A comienzos del mes octubre las redes sociales dejaron de funcionar por un fallo interno en sus servidores, creando un trastorno que afectó a más de 3 mil millones de usuarios de estas plataformas privadas.
Para muchos, fue un día lleno de angustia y ansiedad, pues estas herramientas se volvieron imprescindibles, ya sea para mantenernos informados de cuanta historia publican por allí, así muchas sean falsas, o para comunicarnos entre todos.
Y es que estas plataformas crecieron aún más en temporada de pandemia; el encierro y la necesidad de saber todo sobre lo que ocurría en el mundo entero, de cómo estaban nuestros familiares y amigos regados por el planeta y cómo se estaban cuidando del letal virus, nos aferraron más a los aparatos. Además, la obligación de evitar el contacto físico nos llevó a adaptarnos a modelos virtuales para poder seguir trabajando, estudiando, recibir asesorías médicas y hasta disfrutar de las reuniones sociales por cámara.

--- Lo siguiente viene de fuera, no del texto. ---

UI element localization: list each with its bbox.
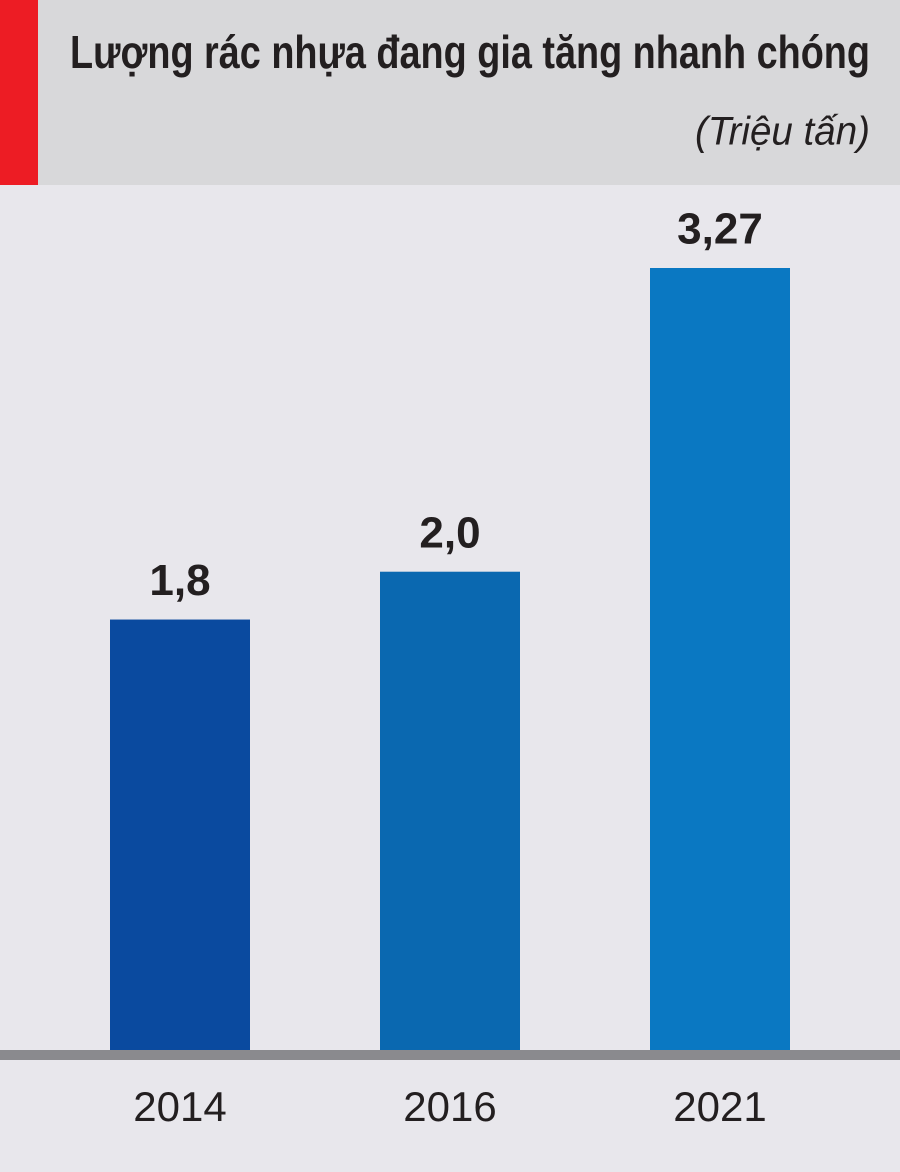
chart-subtitle: (Triệu tấn): [695, 110, 870, 154]
header-accent: [0, 0, 38, 185]
header-band: [0, 0, 900, 185]
x-tick-label: 2016: [403, 1083, 496, 1130]
x-tick-label: 2021: [673, 1083, 766, 1130]
baseline: [0, 1050, 900, 1060]
bar: [380, 571, 520, 1050]
value-label: 2,0: [419, 508, 480, 557]
x-tick-label: 2014: [133, 1083, 226, 1130]
bar: [650, 268, 790, 1050]
bar: [110, 619, 250, 1050]
value-label: 1,8: [149, 556, 210, 605]
value-label: 3,27: [677, 205, 763, 254]
chart-title: Lượng rác nhựa đang gia tăng nhanh chóng: [70, 26, 870, 78]
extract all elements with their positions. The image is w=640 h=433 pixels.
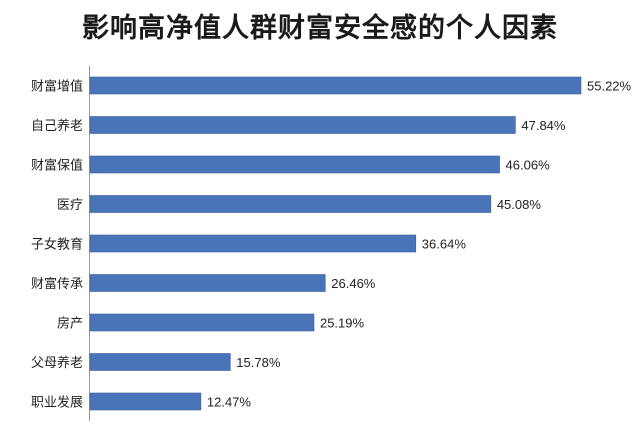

Me gusta leer sobre los estudios que se realizan y algunos dicen que el 60% de la población del mundo tiene acceso a Internet, a través de los cada vez más sofisticados teléfonos inteligentes, que se han convertido en una extensión de nuestros brazos.
Tan poderosa es esta nueva forma de expresión, que los gobernantes están usando Twitter para dirigir a pueblos y definir conductas nacionales e internacionales.
Sin ir muy lejos, basta con ver cómo varios de los que aspiran llegar a la presidencia de nuestro país, promocionan por este medio el discurso de odio y la xenofobia.
El día en que se cayeron las plataformas, lo cual generó un impacto grande en la sociedad mundial, nos hizo pensar en que es urgente tomar medidas necesarias, tanto para explotar estos sistemas en bien de la humanidad, como para impedir que se conviertan en mecanismos que afecten a los derechos humanos y la parte afectiva de nuestras familias.